Diplômé en théologie et en philosophie, l'auteur collabore régulièrement aux pages Débats.

Comme de coutume à l'orée du Nouvel An, plusieurs rétrospectives rivaliseront bientôt d'ingéniosité et d'humour pour nous aider à enterrer sereinement 2013. Parions qu'en raison, notamment, de la grossesse difficile du projet de charte du gouvernement péquiste, on y parlera abondamment de religion.

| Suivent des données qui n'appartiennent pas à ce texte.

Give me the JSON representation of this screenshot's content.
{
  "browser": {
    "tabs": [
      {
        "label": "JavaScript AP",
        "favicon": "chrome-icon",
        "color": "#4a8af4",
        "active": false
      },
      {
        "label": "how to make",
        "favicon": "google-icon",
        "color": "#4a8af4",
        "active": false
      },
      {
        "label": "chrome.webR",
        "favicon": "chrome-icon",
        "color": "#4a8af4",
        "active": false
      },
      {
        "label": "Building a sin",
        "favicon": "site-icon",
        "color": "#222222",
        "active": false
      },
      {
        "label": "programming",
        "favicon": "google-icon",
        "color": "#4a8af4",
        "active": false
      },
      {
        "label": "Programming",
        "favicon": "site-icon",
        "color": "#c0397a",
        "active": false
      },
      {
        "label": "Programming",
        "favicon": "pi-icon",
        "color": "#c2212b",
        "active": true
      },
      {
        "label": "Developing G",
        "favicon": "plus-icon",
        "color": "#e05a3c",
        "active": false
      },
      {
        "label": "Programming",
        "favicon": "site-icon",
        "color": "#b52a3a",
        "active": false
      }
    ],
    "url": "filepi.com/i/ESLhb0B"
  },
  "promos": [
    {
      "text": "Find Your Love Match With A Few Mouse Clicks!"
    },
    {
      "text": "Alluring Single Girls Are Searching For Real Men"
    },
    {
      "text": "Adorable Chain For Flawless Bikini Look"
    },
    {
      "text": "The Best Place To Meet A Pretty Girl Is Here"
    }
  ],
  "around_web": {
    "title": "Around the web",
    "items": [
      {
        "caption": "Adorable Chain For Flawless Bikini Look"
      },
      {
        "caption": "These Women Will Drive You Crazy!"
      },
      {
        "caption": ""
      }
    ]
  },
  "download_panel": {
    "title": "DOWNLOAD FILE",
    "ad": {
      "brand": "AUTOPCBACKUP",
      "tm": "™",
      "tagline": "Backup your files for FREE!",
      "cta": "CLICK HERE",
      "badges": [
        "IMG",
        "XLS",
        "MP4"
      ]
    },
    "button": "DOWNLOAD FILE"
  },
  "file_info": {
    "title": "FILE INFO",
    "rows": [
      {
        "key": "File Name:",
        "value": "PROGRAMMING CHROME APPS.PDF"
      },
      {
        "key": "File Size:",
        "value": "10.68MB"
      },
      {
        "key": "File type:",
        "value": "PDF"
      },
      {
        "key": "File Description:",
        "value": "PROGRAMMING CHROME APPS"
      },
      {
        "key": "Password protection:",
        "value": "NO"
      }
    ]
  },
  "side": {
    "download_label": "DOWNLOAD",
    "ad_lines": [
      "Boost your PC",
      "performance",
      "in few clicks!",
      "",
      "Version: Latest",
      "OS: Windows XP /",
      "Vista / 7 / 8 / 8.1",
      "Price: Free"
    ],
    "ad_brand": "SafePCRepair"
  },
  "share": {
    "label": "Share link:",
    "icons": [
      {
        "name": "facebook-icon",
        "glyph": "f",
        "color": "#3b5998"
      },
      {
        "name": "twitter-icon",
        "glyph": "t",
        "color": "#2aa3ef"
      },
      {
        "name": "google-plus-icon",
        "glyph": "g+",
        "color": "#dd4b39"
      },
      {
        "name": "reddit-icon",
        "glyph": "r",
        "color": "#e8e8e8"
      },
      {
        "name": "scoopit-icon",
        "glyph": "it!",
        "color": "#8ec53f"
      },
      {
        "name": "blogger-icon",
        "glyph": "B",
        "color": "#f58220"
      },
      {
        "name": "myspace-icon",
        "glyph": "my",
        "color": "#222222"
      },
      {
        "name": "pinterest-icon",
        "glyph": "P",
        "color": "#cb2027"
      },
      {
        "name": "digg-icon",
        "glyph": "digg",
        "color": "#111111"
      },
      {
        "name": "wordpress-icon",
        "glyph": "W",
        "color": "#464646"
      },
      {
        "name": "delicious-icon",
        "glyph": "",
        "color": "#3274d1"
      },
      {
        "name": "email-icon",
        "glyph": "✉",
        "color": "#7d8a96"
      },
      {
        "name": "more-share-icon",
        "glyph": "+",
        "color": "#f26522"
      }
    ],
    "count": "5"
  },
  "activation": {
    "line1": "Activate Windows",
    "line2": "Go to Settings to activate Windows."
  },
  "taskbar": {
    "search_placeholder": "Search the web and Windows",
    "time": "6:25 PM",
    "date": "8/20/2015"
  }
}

En fait, on a tellement parlé de religion, ici comme ailleurs, que certains ont évoqué un «retour du religieux». Cette rengaine revient périodiquement, sous des plumes diverses. Presque toujours, elle s'accompagne d'un soupir d'agacement. Ou alors du dédain que l'on ressent pour cette poussière tenace qui, bien qu'on l'ait balayée sous le tapis, reflue parfois d'un coin retroussé en de fluettes mousses grisâtres.

Vouées à mourir?

En fait, ce qui se cache souvent derrière cet agacement, ce dédain, c'est la conviction que les religions disparaîtront, nécessairement. Alors quand le fait religieux refait surface dans l'actualité, certains ne peuvent qu'être contrariés comme on l'est lorsqu'un contretemps advient.

Mais d'où vient cette conviction? Elle s'enracine dans ce XVIIIe siècle des Lumières, où l'affranchissement par rapport aux institutions religieuses, conjugué à une idéologie de la raison et du progrès scientifique, pouvait laisser croire aux esprits visionnaires que le déclin des religions s'accélérerait jusqu'à leur extinction.

Or comme le démontre le philosophe Charles Taylor dans L'Âge séculier, cette façon de raconter l'histoire moderne souffre de simplisme. La grande nouveauté moderne ne réside pas dans le fait que la foi religieuse diminue proportionnellement à l'affermissement de la raison, comme si les deux s'opposaient tels les deux plateaux d'une balance. Elle réside dans le fait que le spectre de la croyance s'est considérablement élargi, diversifié.

Cela signifie qu'au contraire d'une personne ayant vécu au Moyen Âge, un citoyen ordinaire, aujourd'hui, n'est pas limité à l'horizon de sens de la religion dans laquelle il est né. C'est relativement nouveau dans l'histoire de l'humanité: sans être singulièrement cultivée, une personne peut choisir de donner du sens à sa vie comme elle l'entend, et comprend que son voisin puisse choisir autrement.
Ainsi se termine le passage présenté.